Wednesday, June 26, 2013

Triggers

Lou and I have a lot in common. Including, it turns out, our SLOS mutation. The c.964-1 G>C slice mutation. This is what we learned today, meeting with the geneticist at Georgetown, what we'll need to test for in our (hopefully) future baby. Harper was homozygous. If only there were bonus points for consistency.

Going back to Georgetown is still hard. It makes me feel shaky and anxious. The geneticists' determination to  give Lou the full Genetics 101 lecture didn't help. "I'm sure your wife can explain this to you better than I can," she chuckled several times. I had to bite my tongue to keep from saying, well, why not just let us leave so we can do that?

But maybe the lecture was good. It allowed me to tune out and begin to feel numb, away from my first instinct to cry and just run out of the hospital.

Last night, another SLOS baby died. A tiny girl, who looked so much like Harper, passed away in her parents arms. I copied and sent Lou the post her parents wrote on their FB page about her death. "This looks very familiar," I told him. We could have written it.

There was no time today to process that news. Too many meetings. Too many to dos. Not enough time to shut my office door and cry for a baby girl I didn't really know but who resurfaced so many memories that had barely begun to lie flat. So maybe my shakiness had begun even before I walked through the hospital's front door.

I've been reading a lot about grief. I want to say that it's some sort of driving need to understand the way I'm feeling, but I really think it's some form of self-abuse. Like picking at a wound. Or probing a sore tooth. Maybe it's just a way to feel less alone in my experience.

In any event, books and articles about mourning, loss, grief have a vocabulary all their own. In my head, I think of it as grieftalk.

One recurring theme in grieftalk is the concept of triggers. When people post items on discussion boards about bad days they've been having, they often spell out TRIGGER in capital letters, the way you might put SPOILER ALERT when talking about a book or TV show.
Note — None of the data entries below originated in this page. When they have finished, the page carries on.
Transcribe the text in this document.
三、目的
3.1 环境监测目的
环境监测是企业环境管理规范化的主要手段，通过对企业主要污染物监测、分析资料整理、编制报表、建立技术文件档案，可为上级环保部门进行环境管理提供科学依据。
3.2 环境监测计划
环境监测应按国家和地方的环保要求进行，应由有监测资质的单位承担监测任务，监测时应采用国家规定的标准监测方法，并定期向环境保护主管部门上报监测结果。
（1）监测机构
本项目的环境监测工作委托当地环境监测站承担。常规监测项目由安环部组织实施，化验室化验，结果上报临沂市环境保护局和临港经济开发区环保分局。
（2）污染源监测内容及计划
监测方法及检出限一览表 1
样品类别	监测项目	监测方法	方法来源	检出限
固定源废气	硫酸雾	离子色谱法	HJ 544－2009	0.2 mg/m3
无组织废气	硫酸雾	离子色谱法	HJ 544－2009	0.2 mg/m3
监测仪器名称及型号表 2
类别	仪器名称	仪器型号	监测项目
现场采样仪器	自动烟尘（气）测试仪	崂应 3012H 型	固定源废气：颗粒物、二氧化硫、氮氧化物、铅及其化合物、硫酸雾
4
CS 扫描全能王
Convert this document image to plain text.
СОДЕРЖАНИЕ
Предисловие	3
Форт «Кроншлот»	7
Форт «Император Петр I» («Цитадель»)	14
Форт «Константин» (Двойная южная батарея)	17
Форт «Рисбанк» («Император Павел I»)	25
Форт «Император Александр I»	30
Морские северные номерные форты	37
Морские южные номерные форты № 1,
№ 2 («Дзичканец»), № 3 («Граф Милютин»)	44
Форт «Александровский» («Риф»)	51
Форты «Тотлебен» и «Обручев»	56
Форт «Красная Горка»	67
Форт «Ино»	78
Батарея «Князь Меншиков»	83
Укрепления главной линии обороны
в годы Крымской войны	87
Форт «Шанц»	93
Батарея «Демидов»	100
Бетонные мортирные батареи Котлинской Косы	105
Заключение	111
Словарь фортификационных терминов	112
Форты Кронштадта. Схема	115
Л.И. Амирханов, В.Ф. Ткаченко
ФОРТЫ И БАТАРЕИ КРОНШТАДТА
Triggers are the things and experiences that appear to interrupt your everyday existence to spend you spiraling back into grief. In my case, they make me cry, because I'm a cryer.

I live surrounded by wannabe triggers, but I've grown immune to them. The bassinet is still set up (our cat has taken to napping in the storage baskets), the crib still has clean sheets and is filled with soft baby clothes and blankets. A bag of maternity clothes is waiting to be taken to the basement for storage.

Triggers are a pain in the ass. As far as I'm concerned, they are the worse part of the grieving process because they, by their very definition, trigger absolute loss of control. I don't care if that's OK and normal and has no set timeline (grieftalk, grieftalk, grieftalk), I don't like it. I don't like that one minute I'm fine and the next I'm not. Not my thing.

Triggers can be obvious - newborn babies, invitations to baby showers, pictures of Harper, pictures of other SLO babies.

Triggers can be geographical - places that I last experienced while pregnant are big triggers for me.

Triggers can be complicated - like experiencing happy events that suddenly seem overwhelming and wrong because how the hell can anyone be happy when everything has gone so horribly wrong?

Happy triggers are the worst kind. The unintentional pain caused by others. There's no good solution to this. Others are either totally oblivious or awkwardly trying to change their behavior to avoid causing you pain. There's the sense that one's happiness shouldn't come at the expense of my pain. But I actually think it should work the other way - my pain shouldn't diminish another's happiness. So, I sneak off to cry. But at least those I love are happy, I hope.

The thing is, obvious triggers don't always set me off. Or there's a threshold point associated with them that I can never predict, much like I can use a sunscreen for weeks or months until one day it suddenly begins to make me break out. Allergic reactions are much like triggers. Time with a baby or at a happy event is totally fine, until suddenly it isn't. The pain starts, the world gets darker, it becomes hard to breathe.

This past weekend was full of obvious triggers, and geographical triggers, and complicated triggers. I am feeling haunted by an adorable pair of colorful baby pajamas, with a little lizard on the lapel and bugs on the footies, that I really wanted to buy. I could have bought them for someone else's baby, I told Lou. But I didn't want that. I wanted them for my baby. Only I don't have one.



TRIGGER.

Maybe tonight the numbness will wear off, and I can shed some tears for baby Graycen, who died today. And even more so for her mommy, whose journey, as I know too well, has just begun.